PrintYesterday we explored how kindness is taught to others. Sometimes the most impactful lessons are the ones we teach ourselves, and that is why it is important to invest in self-kindness. Kindness is a behavior…a way of being…that we must practice to maintain. There is no “kindness quota” that once we meet a number of kind acts we can “turn off” being kind for the day. Kindness is always “on” to how we treat others and ourselves, and we should invest in ways to improve our mindfulness in how we can be kind.

Reading is one such way. I cannot say what books will guide you to an epiphany, for an author’s style and ability to connect with a reader will vary from person to person. However, I did find clarity by reading “If the Buddha Dated” by Charlotte Kasl. The reflections of her spiritual guide allowed me to realize acts are sometimes ego-driven, and they can distort how you can become the best version of yourself. “The Power of Kindness,” by Piero Ferrucci was a sage reminder of the values instilled by kind acts and those who perform them. It allowed me to ask better questions to lead me to be more mindful. There are many books you can explore…these are only two that touched me.

Perhaps the most important tool we have for self-kindness is investing in our emotional health. Think about it…when our bodies are hurt, we nurture it back to health, be it with a Band-Aid or a trip to the doctor. But we so often neglect the same behavior when we experience emotional injury, such as loneliness, rejection or failure. Indeed, these daily occurrences are as harmful as a wound, and they are all too often left untreated. And what happens when a wound is not tended to? It can become infected. When we fall into the despair of loneliness we twist our perceptions into believing we are unloved…when our family and friends care for us very much. When we face rejection, it only compounds that loneliness and we build false stories about how we are viewed, tearing ourselves down into something untrue. And, when we face failure, we sometimes put up roadblocks in our minds to prevent us from trying again. By comparing our non-successes to others we become paralyzed to try a different approach to become successful. The only difference is how we see the challenge we face…instead of avoiding rejection, and therefore pain when our frail emotional state is already injured, we brave it.

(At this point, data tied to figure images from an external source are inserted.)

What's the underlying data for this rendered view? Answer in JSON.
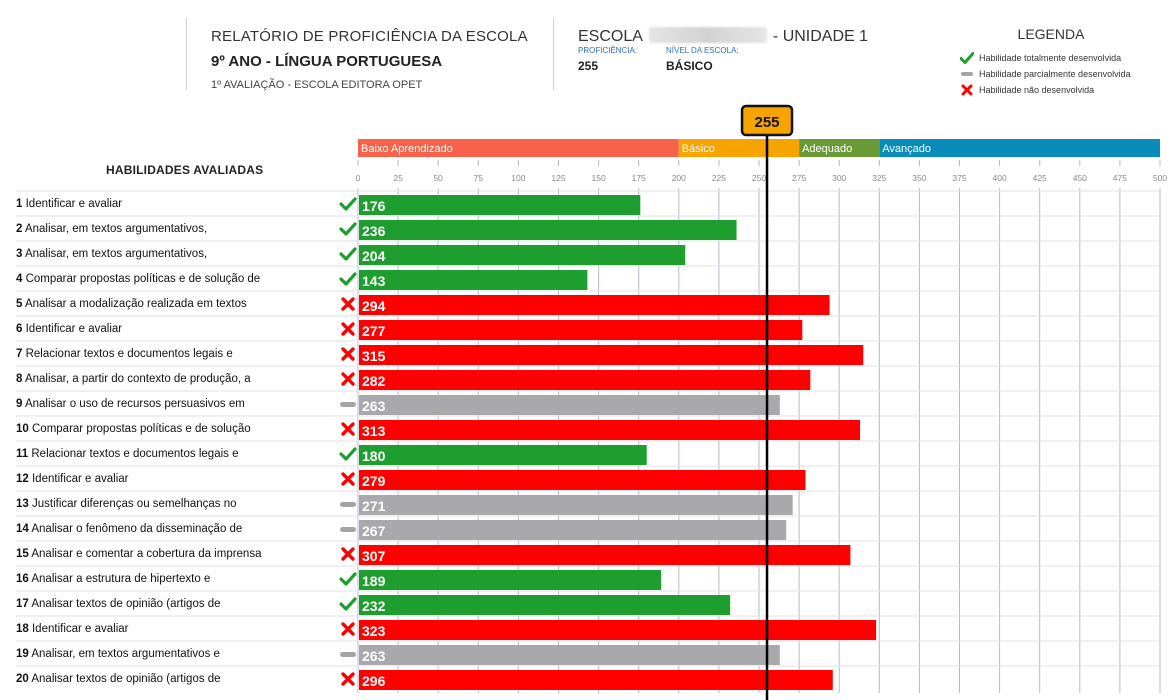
{
  "header": {
    "title": "RELATÓRIO DE PROFICIÊNCIA DA ESCOLA",
    "grade_subject": "9º ANO - LÍNGUA PORTUGUESA",
    "evaluation": "1º AVALIAÇÃO - ESCOLA EDITORA OPET"
  },
  "school": {
    "prefix": "ESCOLA",
    "suffix": "- UNIDADE 1",
    "proficiency_label": "PROFICIÊNCIA:",
    "proficiency_value": "255",
    "level_label": "NÍVEL DA ESCOLA:",
    "level_value": "BÁSICO"
  },
  "legend": {
    "title": "LEGENDA",
    "items": [
      {
        "icon": "check-icon",
        "label": "Habilidade totalmente desenvolvida",
        "color": "#1e9e2e"
      },
      {
        "icon": "dash-icon",
        "label": "Habilidade parcialmente desenvolvida",
        "color": "#a4a4a4"
      },
      {
        "icon": "cross-icon",
        "label": "Habilidade não desenvolvida",
        "color": "#ff0000"
      }
    ]
  },
  "skills_title": "HABILIDADES AVALIADAS",
  "chart_data": {
    "type": "bar",
    "orientation": "horizontal",
    "xlim": [
      0,
      500
    ],
    "x_ticks": [
      0,
      25,
      50,
      75,
      100,
      125,
      150,
      175,
      200,
      225,
      250,
      275,
      300,
      325,
      350,
      375,
      400,
      425,
      450,
      475,
      500
    ],
    "grid": true,
    "marker": {
      "value": 255,
      "label": "255",
      "color": "#f7a400"
    },
    "bands": [
      {
        "name": "Baixo Aprendizado",
        "from": 0,
        "to": 200,
        "color": "#f7624a"
      },
      {
        "name": "Básico",
        "from": 200,
        "to": 275,
        "color": "#f7a400"
      },
      {
        "name": "Adequado",
        "from": 275,
        "to": 325,
        "color": "#6a9a35"
      },
      {
        "name": "Avançado",
        "from": 325,
        "to": 500,
        "color": "#0a8cb8"
      }
    ],
    "status_colors": {
      "total": "#1e9e2e",
      "parcial": "#a9a9ab",
      "nao": "#ff0000"
    },
    "rows": [
      {
        "num": "1",
        "label": "Identificar e avaliar",
        "value": 176,
        "status": "total"
      },
      {
        "num": "2",
        "label": "Analisar, em textos argumentativos,",
        "value": 236,
        "status": "total"
      },
      {
        "num": "3",
        "label": "Analisar, em textos argumentativos,",
        "value": 204,
        "status": "total"
      },
      {
        "num": "4",
        "label": "Comparar propostas políticas e de solução de",
        "value": 143,
        "status": "total"
      },
      {
        "num": "5",
        "label": "Analisar a modalização realizada em textos",
        "value": 294,
        "status": "nao"
      },
      {
        "num": "6",
        "label": "Identificar e avaliar",
        "value": 277,
        "status": "nao"
      },
      {
        "num": "7",
        "label": "Relacionar textos e documentos legais e",
        "value": 315,
        "status": "nao"
      },
      {
        "num": "8",
        "label": "Analisar, a partir do contexto de produção, a",
        "value": 282,
        "status": "nao"
      },
      {
        "num": "9",
        "label": "Analisar o uso de recursos persuasivos em",
        "value": 263,
        "status": "parcial"
      },
      {
        "num": "10",
        "label": "Comparar propostas políticas e de solução",
        "value": 313,
        "status": "nao"
      },
      {
        "num": "11",
        "label": "Relacionar textos e documentos legais e",
        "value": 180,
        "status": "total"
      },
      {
        "num": "12",
        "label": "Identificar e avaliar",
        "value": 279,
        "status": "nao"
      },
      {
        "num": "13",
        "label": "Justificar diferenças ou semelhanças no",
        "value": 271,
        "status": "parcial"
      },
      {
        "num": "14",
        "label": "Analisar o fenômeno da disseminação de",
        "value": 267,
        "status": "parcial"
      },
      {
        "num": "15",
        "label": "Analisar e comentar a cobertura da imprensa",
        "value": 307,
        "status": "nao"
      },
      {
        "num": "16",
        "label": "Analisar a estrutura de hipertexto e",
        "value": 189,
        "status": "total"
      },
      {
        "num": "17",
        "label": "Analisar textos de opinião (artigos de",
        "value": 232,
        "status": "total"
      },
      {
        "num": "18",
        "label": "Identificar e avaliar",
        "value": 323,
        "status": "nao"
      },
      {
        "num": "19",
        "label": "Analisar, em textos argumentativos e",
        "value": 263,
        "status": "parcial"
      },
      {
        "num": "20",
        "label": "Analisar textos de opinião (artigos de",
        "value": 296,
        "status": "nao"
      }
    ]
  }
}
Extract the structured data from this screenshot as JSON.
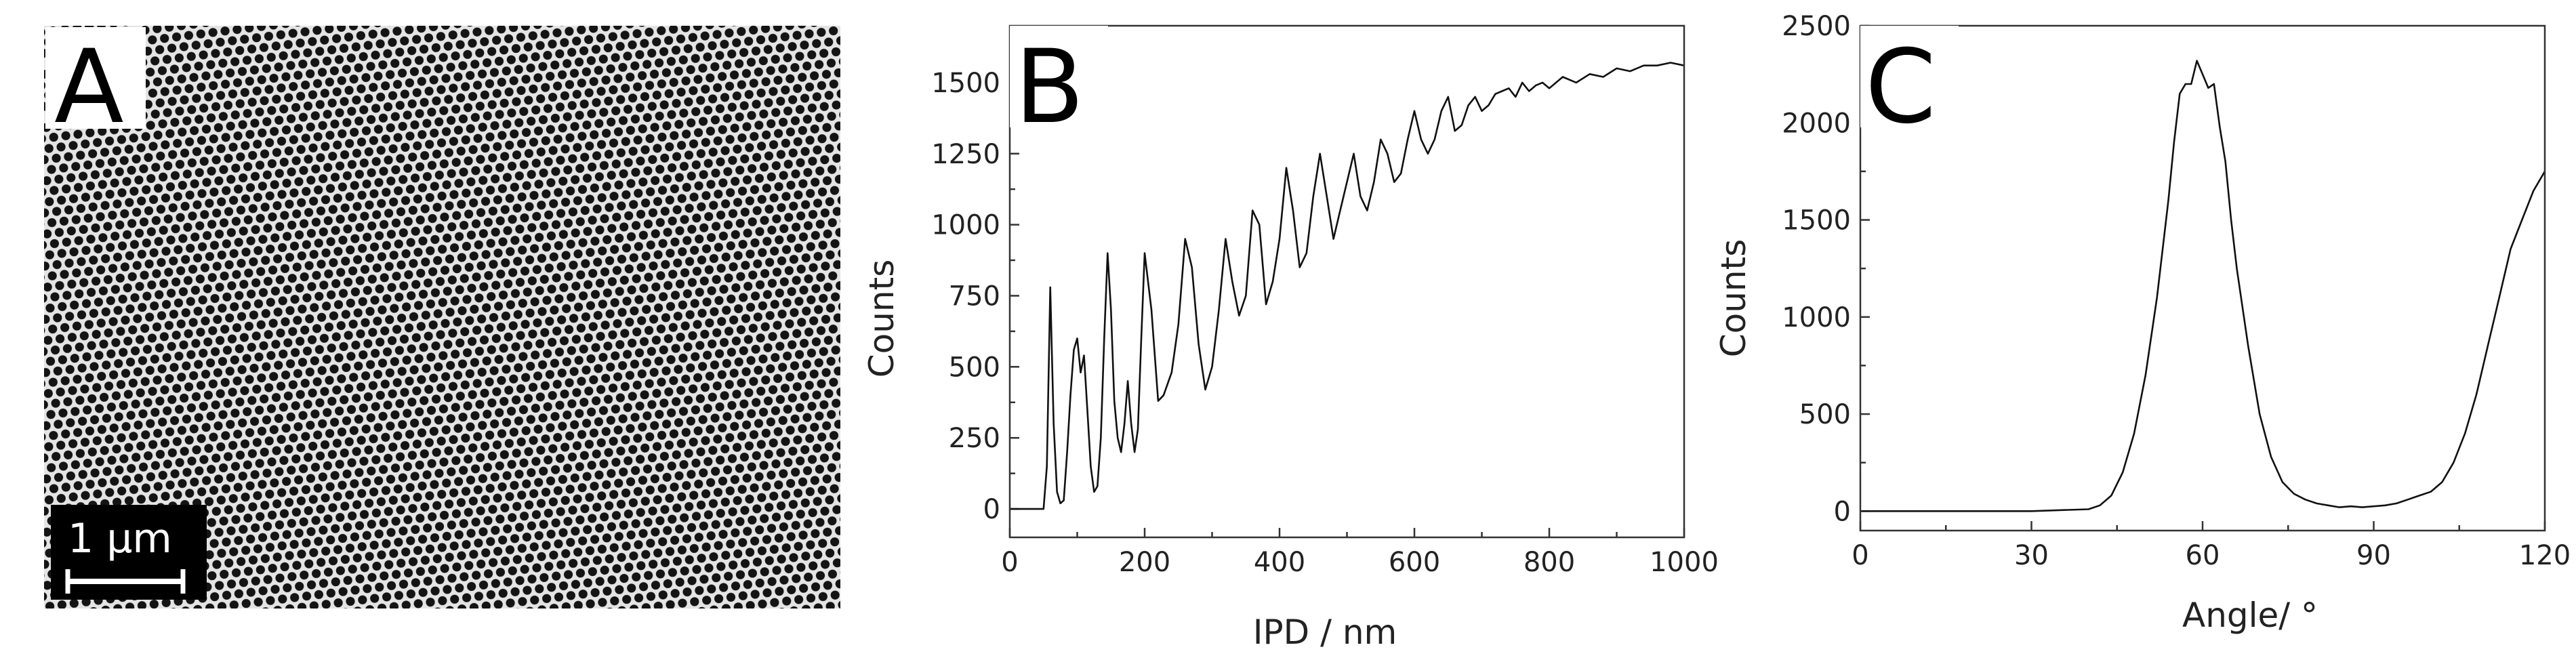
{
  "panels": {
    "a": {
      "label": "A",
      "scale_bar_label": "1 μm"
    },
    "b": {
      "label": "B"
    },
    "c": {
      "label": "C"
    }
  },
  "chart_data": [
    {
      "panel": "B",
      "type": "line",
      "title": "",
      "xlabel": "IPD / nm",
      "ylabel": "Counts",
      "xlim": [
        0,
        1000
      ],
      "ylim": [
        -100,
        1700
      ],
      "xticks": [
        0,
        200,
        400,
        600,
        800,
        1000
      ],
      "yticks": [
        0,
        250,
        500,
        750,
        1000,
        1250,
        1500
      ],
      "grid": false,
      "series": [
        {
          "x": [
            0,
            50,
            55,
            60,
            65,
            70,
            75,
            80,
            85,
            90,
            95,
            100,
            105,
            110,
            115,
            120,
            125,
            130,
            135,
            140,
            145,
            150,
            155,
            160,
            165,
            170,
            175,
            180,
            185,
            190,
            195,
            200,
            210,
            220,
            228,
            240,
            250,
            260,
            270,
            280,
            290,
            300,
            310,
            320,
            330,
            340,
            350,
            360,
            370,
            380,
            390,
            400,
            410,
            420,
            430,
            440,
            450,
            460,
            470,
            480,
            490,
            500,
            510,
            520,
            530,
            540,
            550,
            560,
            570,
            580,
            590,
            600,
            610,
            620,
            630,
            640,
            650,
            660,
            670,
            680,
            690,
            700,
            710,
            720,
            730,
            740,
            750,
            760,
            770,
            780,
            790,
            800,
            820,
            840,
            860,
            880,
            900,
            920,
            940,
            960,
            980,
            1000
          ],
          "y": [
            0,
            0,
            150,
            780,
            300,
            60,
            20,
            30,
            200,
            400,
            560,
            600,
            480,
            540,
            350,
            150,
            60,
            80,
            250,
            600,
            900,
            700,
            380,
            250,
            200,
            300,
            450,
            300,
            200,
            280,
            600,
            900,
            700,
            380,
            400,
            480,
            650,
            950,
            850,
            580,
            420,
            500,
            700,
            950,
            800,
            680,
            750,
            1050,
            1000,
            720,
            800,
            950,
            1200,
            1050,
            850,
            900,
            1100,
            1250,
            1100,
            950,
            1050,
            1150,
            1250,
            1100,
            1050,
            1150,
            1300,
            1250,
            1150,
            1180,
            1300,
            1400,
            1300,
            1250,
            1300,
            1400,
            1450,
            1330,
            1350,
            1420,
            1450,
            1400,
            1420,
            1460,
            1470,
            1480,
            1450,
            1500,
            1470,
            1490,
            1500,
            1480,
            1520,
            1500,
            1530,
            1520,
            1550,
            1540,
            1560,
            1560,
            1570,
            1560
          ]
        }
      ]
    },
    {
      "panel": "C",
      "type": "line",
      "title": "",
      "xlabel": "Angle/ °",
      "ylabel": "Counts",
      "xlim": [
        0,
        120
      ],
      "ylim": [
        -100,
        2500
      ],
      "xticks": [
        0,
        30,
        60,
        90,
        120
      ],
      "yticks": [
        0,
        500,
        1000,
        1500,
        2000,
        2500
      ],
      "grid": false,
      "series": [
        {
          "x": [
            0,
            10,
            20,
            30,
            40,
            42,
            44,
            46,
            48,
            50,
            52,
            54,
            55,
            56,
            57,
            58,
            59,
            60,
            61,
            62,
            63,
            64,
            65,
            66,
            68,
            70,
            72,
            74,
            76,
            78,
            80,
            82,
            84,
            86,
            88,
            90,
            92,
            94,
            96,
            98,
            100,
            102,
            104,
            106,
            108,
            110,
            112,
            114,
            116,
            118,
            120
          ],
          "y": [
            0,
            0,
            0,
            0,
            10,
            30,
            80,
            200,
            400,
            700,
            1100,
            1600,
            1900,
            2150,
            2200,
            2200,
            2320,
            2250,
            2180,
            2200,
            1980,
            1800,
            1500,
            1250,
            850,
            500,
            280,
            150,
            90,
            60,
            40,
            30,
            20,
            25,
            20,
            25,
            30,
            40,
            60,
            80,
            100,
            150,
            250,
            400,
            600,
            850,
            1100,
            1350,
            1500,
            1650,
            1750
          ]
        }
      ]
    }
  ]
}
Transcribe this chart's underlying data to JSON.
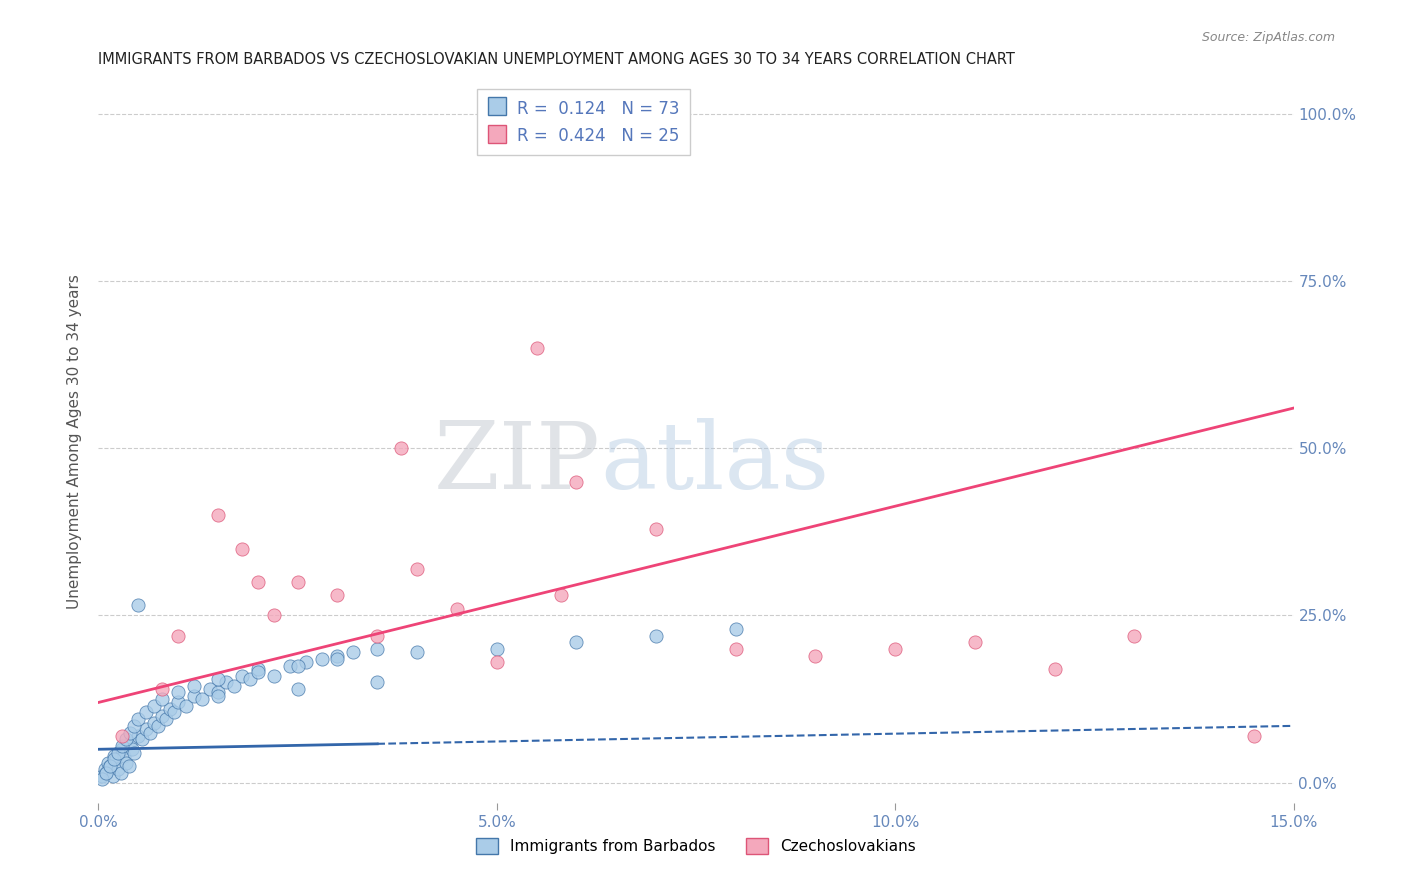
{
  "title": "IMMIGRANTS FROM BARBADOS VS CZECHOSLOVAKIAN UNEMPLOYMENT AMONG AGES 30 TO 34 YEARS CORRELATION CHART",
  "source": "Source: ZipAtlas.com",
  "ylabel": "Unemployment Among Ages 30 to 34 years",
  "xlabel_ticks": [
    "0.0%",
    "5.0%",
    "10.0%",
    "15.0%"
  ],
  "xlabel_vals": [
    0.0,
    5.0,
    10.0,
    15.0
  ],
  "ylabel_ticks": [
    "0.0%",
    "25.0%",
    "50.0%",
    "75.0%",
    "100.0%"
  ],
  "ylabel_vals": [
    0.0,
    25.0,
    50.0,
    75.0,
    100.0
  ],
  "xlim": [
    0.0,
    15.0
  ],
  "ylim": [
    -3.0,
    105.0
  ],
  "blue_R": 0.124,
  "blue_N": 73,
  "pink_R": 0.424,
  "pink_N": 25,
  "blue_color": "#aacce8",
  "pink_color": "#f4a8bc",
  "blue_edge_color": "#4477aa",
  "pink_edge_color": "#dd5577",
  "blue_line_color": "#3366aa",
  "pink_line_color": "#ee4477",
  "watermark_zip": "ZIP",
  "watermark_atlas": "atlas",
  "background_color": "#ffffff",
  "title_fontsize": 10.5,
  "source_fontsize": 9,
  "blue_scatter_x": [
    0.05,
    0.08,
    0.1,
    0.12,
    0.15,
    0.18,
    0.2,
    0.22,
    0.25,
    0.28,
    0.3,
    0.32,
    0.35,
    0.38,
    0.4,
    0.42,
    0.45,
    0.5,
    0.55,
    0.6,
    0.65,
    0.7,
    0.75,
    0.8,
    0.85,
    0.9,
    0.95,
    1.0,
    1.1,
    1.2,
    1.3,
    1.4,
    1.5,
    1.6,
    1.7,
    1.8,
    1.9,
    2.0,
    2.2,
    2.4,
    2.6,
    2.8,
    3.0,
    3.2,
    3.5,
    0.05,
    0.1,
    0.15,
    0.2,
    0.25,
    0.3,
    0.35,
    0.4,
    0.45,
    0.5,
    0.6,
    0.7,
    0.8,
    1.0,
    1.2,
    1.5,
    2.0,
    2.5,
    3.0,
    4.0,
    5.0,
    6.0,
    7.0,
    8.0,
    0.5,
    1.5,
    2.5,
    3.5
  ],
  "blue_scatter_y": [
    1.0,
    2.0,
    1.5,
    3.0,
    2.5,
    1.0,
    4.0,
    3.5,
    2.0,
    1.5,
    5.0,
    4.0,
    3.0,
    2.5,
    6.0,
    5.0,
    4.5,
    7.0,
    6.5,
    8.0,
    7.5,
    9.0,
    8.5,
    10.0,
    9.5,
    11.0,
    10.5,
    12.0,
    11.5,
    13.0,
    12.5,
    14.0,
    13.5,
    15.0,
    14.5,
    16.0,
    15.5,
    17.0,
    16.0,
    17.5,
    18.0,
    18.5,
    19.0,
    19.5,
    20.0,
    0.5,
    1.5,
    2.5,
    3.5,
    4.5,
    5.5,
    6.5,
    7.5,
    8.5,
    9.5,
    10.5,
    11.5,
    12.5,
    13.5,
    14.5,
    15.5,
    16.5,
    17.5,
    18.5,
    19.5,
    20.0,
    21.0,
    22.0,
    23.0,
    26.5,
    13.0,
    14.0,
    15.0
  ],
  "pink_scatter_x": [
    0.3,
    0.8,
    1.5,
    1.8,
    2.2,
    2.5,
    3.0,
    3.5,
    4.0,
    4.5,
    5.0,
    5.5,
    6.0,
    7.0,
    8.0,
    9.0,
    10.0,
    11.0,
    12.0,
    13.0,
    1.0,
    2.0,
    3.8,
    5.8,
    14.5
  ],
  "pink_scatter_y": [
    7.0,
    14.0,
    40.0,
    35.0,
    25.0,
    30.0,
    28.0,
    22.0,
    32.0,
    26.0,
    18.0,
    65.0,
    45.0,
    38.0,
    20.0,
    19.0,
    20.0,
    21.0,
    17.0,
    22.0,
    22.0,
    30.0,
    50.0,
    28.0,
    7.0
  ],
  "blue_line_x0": 0.0,
  "blue_line_x1": 15.0,
  "blue_line_y0": 5.0,
  "blue_line_y1": 8.5,
  "blue_solid_x1": 3.5,
  "pink_line_y0": 12.0,
  "pink_line_y1": 56.0
}
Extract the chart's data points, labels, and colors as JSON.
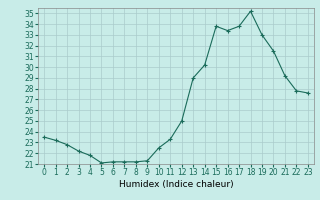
{
  "x": [
    0,
    1,
    2,
    3,
    4,
    5,
    6,
    7,
    8,
    9,
    10,
    11,
    12,
    13,
    14,
    15,
    16,
    17,
    18,
    19,
    20,
    21,
    22,
    23
  ],
  "y": [
    23.5,
    23.2,
    22.8,
    22.2,
    21.8,
    21.1,
    21.2,
    21.2,
    21.2,
    21.3,
    22.5,
    23.3,
    25.0,
    29.0,
    30.2,
    33.8,
    33.4,
    33.8,
    35.2,
    33.0,
    31.5,
    29.2,
    27.8,
    27.6
  ],
  "line_color": "#1a6b5a",
  "marker": "+",
  "marker_size": 3,
  "marker_lw": 0.8,
  "bg_color": "#c8ece8",
  "grid_color": "#aacccc",
  "xlabel": "Humidex (Indice chaleur)",
  "ylim": [
    21,
    35.5
  ],
  "xlim": [
    -0.5,
    23.5
  ],
  "yticks": [
    21,
    22,
    23,
    24,
    25,
    26,
    27,
    28,
    29,
    30,
    31,
    32,
    33,
    34,
    35
  ],
  "xticks": [
    0,
    1,
    2,
    3,
    4,
    5,
    6,
    7,
    8,
    9,
    10,
    11,
    12,
    13,
    14,
    15,
    16,
    17,
    18,
    19,
    20,
    21,
    22,
    23
  ],
  "tick_fontsize": 5.5,
  "xlabel_fontsize": 6.5,
  "line_width": 0.8,
  "spine_color": "#888888"
}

One powerful technique to reinforce positive behavior when faced with negative emotional urges is a distraction. When you sense your mind replaying a destructive scene, or anticipating a hurtful future…do something else, if only for a few minutes. Phone a friend, read an inspiring chapter from your favorite book, grab a drink you enjoy…only long enough for the urge to pass. Also be sure these distractions are not vices, such as toxic relationships or drugs…you do not want to escape your feelings, but overcome them consciously. You will find this technique, when reinforced over time, will reduce how your mind dwells on negative emotions.

We must become our own best friends when investing in self-kindness. Build self-confidence by reminding yourself of the good you are capable, the positive energy you put into the world, and the acknowledgement of your self worth. No one has the power to take that away from you, especially those who cast destructive forces of loneliness, rejection and failure. By being kind to ourselves, we will gain the clarity to become kinder to others.